Kerkelijk woordenboek

Professor mag. dr. J.B. Kors o.p. (1967)

Gepubliceerd op 16-01-2023

Intronisatie

betekenis & definitie

1. De plechtigheid, waardoor de beeltenis van het → H. Hart van Jesus op den troon, de eereplaats van een huis, wordt verheven, dus huis en huisgezin bijzonder aan het H. Hart worden toegewijd. Ook van landen, steden en dorpen. In 1907 heeft pater Matteo het initiatief tot deze, nu veel verspreide plechtigheid genomen.
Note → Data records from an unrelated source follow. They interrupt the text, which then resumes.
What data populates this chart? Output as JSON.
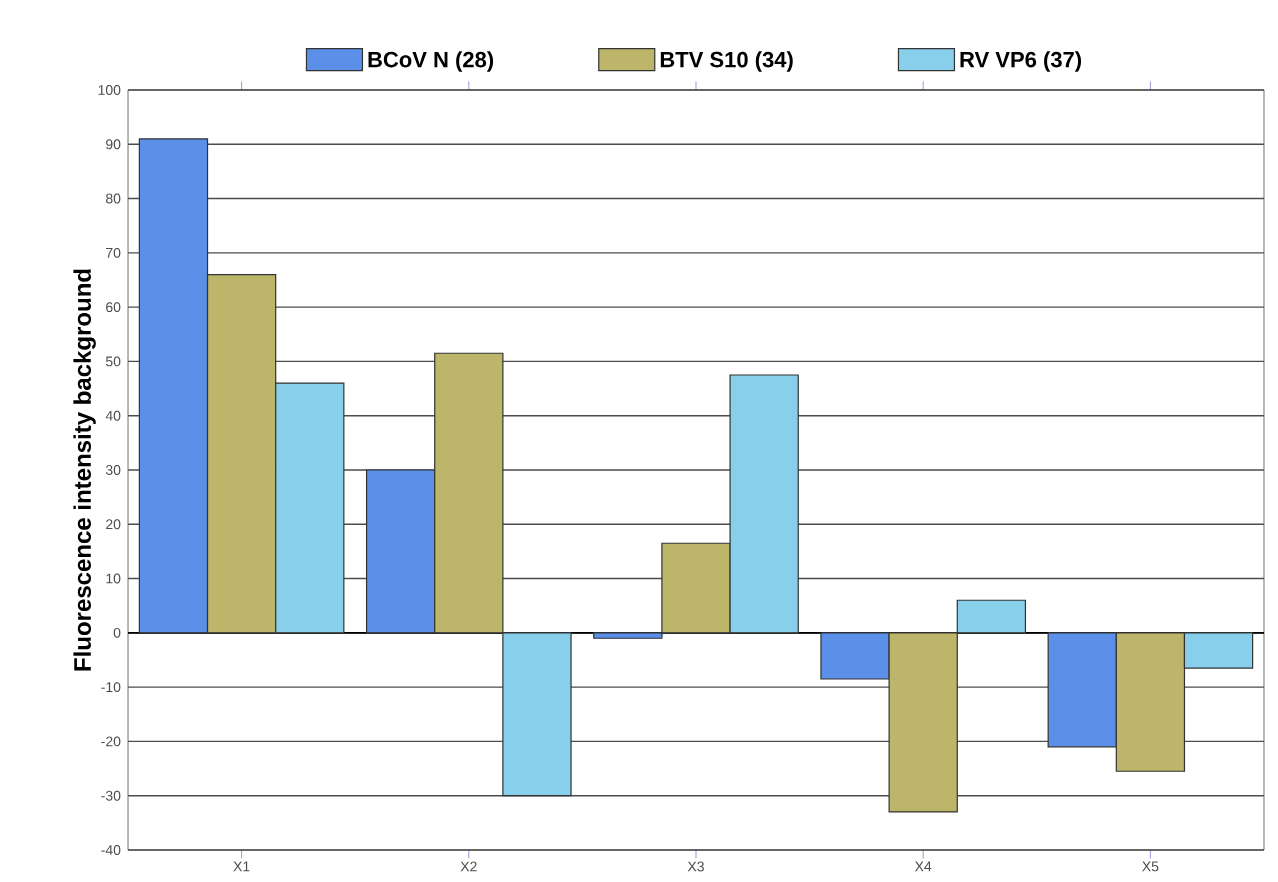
{
  "chart_data": {
    "type": "bar",
    "ylabel": "**Fluorescence intensity background**",
    "categories": [
      "X1",
      "X2",
      "X3",
      "X4",
      "X5"
    ],
    "series": [
      {
        "name": "**BCoV N (28)**",
        "color": "#5b8fe8",
        "values": [
          91,
          30,
          -1,
          -8.5,
          -21
        ]
      },
      {
        "name": "**BTV S10 (34)**",
        "color": "#bdb66a",
        "values": [
          66,
          51.5,
          16.5,
          -33,
          -25.5
        ]
      },
      {
        "name": "**RV VP6 (37)**",
        "color": "#87cfea",
        "values": [
          46,
          -30,
          47.5,
          6,
          -6.5
        ]
      }
    ],
    "ylim": [
      -40,
      100
    ],
    "yticks": [
      -40,
      -30,
      -20,
      -10,
      0,
      10,
      20,
      30,
      40,
      50,
      60,
      70,
      80,
      90,
      100
    ],
    "grid": "y",
    "legend": "top"
  }
}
Het nationaal-secretariaat der I. voor Nederland is gevestigd te Ginneken bij de Paters der Heilige Harten, voor België in het moederhuis derzelfde congregatie te ’s-Gravenbrakel. Zie ook Huiszegening.

2. Handeling, waardoor een prelaat, die → jurisdictie heeft (ordinarius), in het bezit wordt gesteld van zijn zetel; deze ceremonie maakt tegenwoordig deel uit van het wijdingsformulier van alle bisschoppen en abten, ook wanneer deze slechts titulair zijn, en is dus van louter liturgischen aard. Zie ook Installatie.